On a personal note, I’m finally back home in Austin after being on the road for ~90% of the past 2 months. Life is good but there’s no rest for the wicked. I’ll be in Boston for Tech Week at the end of this month for an AI x Security panel. If you’re in the New England area, don’t miss it. It’s at a dope art gallery and we’re coming with hot, grounded takes. We also may or may not be hosting a chatham-house rules dinner at one of Drake’s favorite restaurants ¯\_(ツ)_/¯
Aside from that, the Monad team has partnered w/ Oso Security for a breakfast during #AIWeekNY. The line-up of attendees is pretty stacked. Register here.
Cool, now let’s get into all the wildness that’s taken place this past week.
TL;DR ✏️
💀 AI wipes a production database in 9 seconds — Cursor agent on Claude Opus 4.6 deleted PocketOS prod and all backups via single Railway API call, 3 months of data gone.
🇰🇵 North Korea owns 76% of 2026 crypto theft — DPRK actors stole $577M in two attacks (Drift, KelpDAO), pushing cumulative since 2017 past $6B.
🚨 cPanel auth bypass hits governments and MSPs — CVE-2026-41940 (CVSS 9.8) exploited since Feb 23, ~550K servers still vulnerable, ~2K confirmed compromised.
🐙 GitHub patches RCE in git push pipeline — Wiz Research finds CVE-2026-3854 (CVSS 8.7) on GitHub.com and GHES via
X-Statheader injection, 88% of GHES instances vulnerable at disclosure.💼 Cisco to acquire Astrix Security for ~$400M — NHI Anthology Fund and Anthropic-backed startup gets absorbed.
🗝️ OpenAI ships passkey-only Advanced Account Security — Passkeys or YubiKeys required, no password or SMS recovery, mandatory for Trusted Access for Cyber members by June 1.
Plus: Azure AD Graph Activity Logs land, closing a long-standing legacy-API detection gap; Rippling launches Automated Compliance for SOC 2 with AJ Yawn joining the team; and CrowdStrike extends Falcon OverWatch managed threat hunting to Microsoft Defender environments.
⚒️ Picks of the Week ⚒️
If AI’s So Smart, Why Does It Keep Deleting Production Databases?

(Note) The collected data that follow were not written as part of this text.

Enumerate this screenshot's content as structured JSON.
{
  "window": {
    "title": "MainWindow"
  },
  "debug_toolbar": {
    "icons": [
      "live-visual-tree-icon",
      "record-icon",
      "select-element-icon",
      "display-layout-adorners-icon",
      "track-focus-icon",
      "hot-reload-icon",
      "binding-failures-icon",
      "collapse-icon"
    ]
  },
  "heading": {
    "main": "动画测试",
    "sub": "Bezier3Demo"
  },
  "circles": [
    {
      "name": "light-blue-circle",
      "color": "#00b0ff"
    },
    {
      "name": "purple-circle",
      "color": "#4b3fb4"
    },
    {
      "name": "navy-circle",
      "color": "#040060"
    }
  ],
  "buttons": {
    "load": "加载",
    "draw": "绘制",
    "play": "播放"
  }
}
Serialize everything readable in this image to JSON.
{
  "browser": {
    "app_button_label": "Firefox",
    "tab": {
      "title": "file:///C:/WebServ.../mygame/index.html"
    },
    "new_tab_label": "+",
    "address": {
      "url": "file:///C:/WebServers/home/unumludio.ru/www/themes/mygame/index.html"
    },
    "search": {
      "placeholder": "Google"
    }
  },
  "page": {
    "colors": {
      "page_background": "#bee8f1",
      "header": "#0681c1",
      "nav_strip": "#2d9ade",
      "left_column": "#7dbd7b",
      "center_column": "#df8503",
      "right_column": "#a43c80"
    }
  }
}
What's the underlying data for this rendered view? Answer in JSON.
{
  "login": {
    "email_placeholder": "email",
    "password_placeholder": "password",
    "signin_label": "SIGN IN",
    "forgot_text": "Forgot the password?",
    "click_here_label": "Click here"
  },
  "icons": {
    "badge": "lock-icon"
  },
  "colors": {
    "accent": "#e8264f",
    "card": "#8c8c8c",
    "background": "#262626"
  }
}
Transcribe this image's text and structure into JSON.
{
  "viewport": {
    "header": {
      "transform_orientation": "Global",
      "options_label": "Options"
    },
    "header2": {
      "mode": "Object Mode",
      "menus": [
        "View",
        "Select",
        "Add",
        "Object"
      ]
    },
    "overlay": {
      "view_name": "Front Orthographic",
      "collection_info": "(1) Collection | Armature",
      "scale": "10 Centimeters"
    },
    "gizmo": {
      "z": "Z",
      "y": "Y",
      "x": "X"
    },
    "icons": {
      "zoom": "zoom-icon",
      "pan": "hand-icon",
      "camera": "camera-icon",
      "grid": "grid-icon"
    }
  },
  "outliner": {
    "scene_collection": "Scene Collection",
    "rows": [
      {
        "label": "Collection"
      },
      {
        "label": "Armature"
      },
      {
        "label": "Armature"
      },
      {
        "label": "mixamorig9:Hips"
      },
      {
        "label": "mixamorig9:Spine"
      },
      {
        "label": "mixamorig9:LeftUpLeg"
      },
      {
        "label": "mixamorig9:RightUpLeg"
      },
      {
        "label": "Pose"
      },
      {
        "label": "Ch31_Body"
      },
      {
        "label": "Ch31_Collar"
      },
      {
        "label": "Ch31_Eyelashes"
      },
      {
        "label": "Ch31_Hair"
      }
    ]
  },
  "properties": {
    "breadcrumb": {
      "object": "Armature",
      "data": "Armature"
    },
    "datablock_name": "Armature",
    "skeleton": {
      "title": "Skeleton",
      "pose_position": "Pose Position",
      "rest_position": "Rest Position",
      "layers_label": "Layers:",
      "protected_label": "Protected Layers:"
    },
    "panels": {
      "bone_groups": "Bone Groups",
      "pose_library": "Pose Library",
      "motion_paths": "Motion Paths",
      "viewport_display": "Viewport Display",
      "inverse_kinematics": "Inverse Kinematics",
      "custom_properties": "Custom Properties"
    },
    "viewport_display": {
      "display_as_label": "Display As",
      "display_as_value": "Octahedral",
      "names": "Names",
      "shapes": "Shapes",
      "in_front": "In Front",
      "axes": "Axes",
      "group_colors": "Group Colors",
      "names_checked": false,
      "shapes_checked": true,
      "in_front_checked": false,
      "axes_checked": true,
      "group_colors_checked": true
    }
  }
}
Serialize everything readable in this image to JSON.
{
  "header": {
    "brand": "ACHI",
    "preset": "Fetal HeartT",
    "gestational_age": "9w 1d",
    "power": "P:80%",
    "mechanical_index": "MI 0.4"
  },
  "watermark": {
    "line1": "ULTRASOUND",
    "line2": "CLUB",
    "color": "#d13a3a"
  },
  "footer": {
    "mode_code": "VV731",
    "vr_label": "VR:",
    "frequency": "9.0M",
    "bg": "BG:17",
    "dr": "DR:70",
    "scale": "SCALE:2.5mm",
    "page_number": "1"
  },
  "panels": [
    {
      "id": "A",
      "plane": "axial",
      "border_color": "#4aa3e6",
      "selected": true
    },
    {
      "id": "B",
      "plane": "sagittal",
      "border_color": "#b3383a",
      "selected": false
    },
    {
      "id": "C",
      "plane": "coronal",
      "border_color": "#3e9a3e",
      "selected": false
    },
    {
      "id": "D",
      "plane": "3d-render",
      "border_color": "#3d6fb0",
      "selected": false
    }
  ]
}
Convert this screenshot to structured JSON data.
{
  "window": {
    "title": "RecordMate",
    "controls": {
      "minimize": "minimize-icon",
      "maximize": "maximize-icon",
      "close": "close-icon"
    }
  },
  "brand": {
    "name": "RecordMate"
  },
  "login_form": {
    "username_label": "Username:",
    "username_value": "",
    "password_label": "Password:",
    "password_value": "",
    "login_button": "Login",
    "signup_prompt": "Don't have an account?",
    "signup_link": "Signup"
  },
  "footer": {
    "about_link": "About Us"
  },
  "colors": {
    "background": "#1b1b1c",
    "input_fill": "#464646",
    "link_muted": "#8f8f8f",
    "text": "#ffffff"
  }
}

A Cursor agent running Claude Opus 4.6 wiped PocketOS‘s production database and all volume-level backups in 9 seconds via a single API call to Railway. Three months of reservations, customer signups, and payment records: gone.
Founder Jer Crane discovered it Saturday morning while rental customers were arriving at his clients’ counters with no records on file. The agent hit a credential mismatch, decided on its own to “fix” it by deleting a Railway volume, and produced a written confession when asked to explain itself. Data was recovered two days later. A Replit agent did roughly the same thing to Jason Lemkin’s environment last summer.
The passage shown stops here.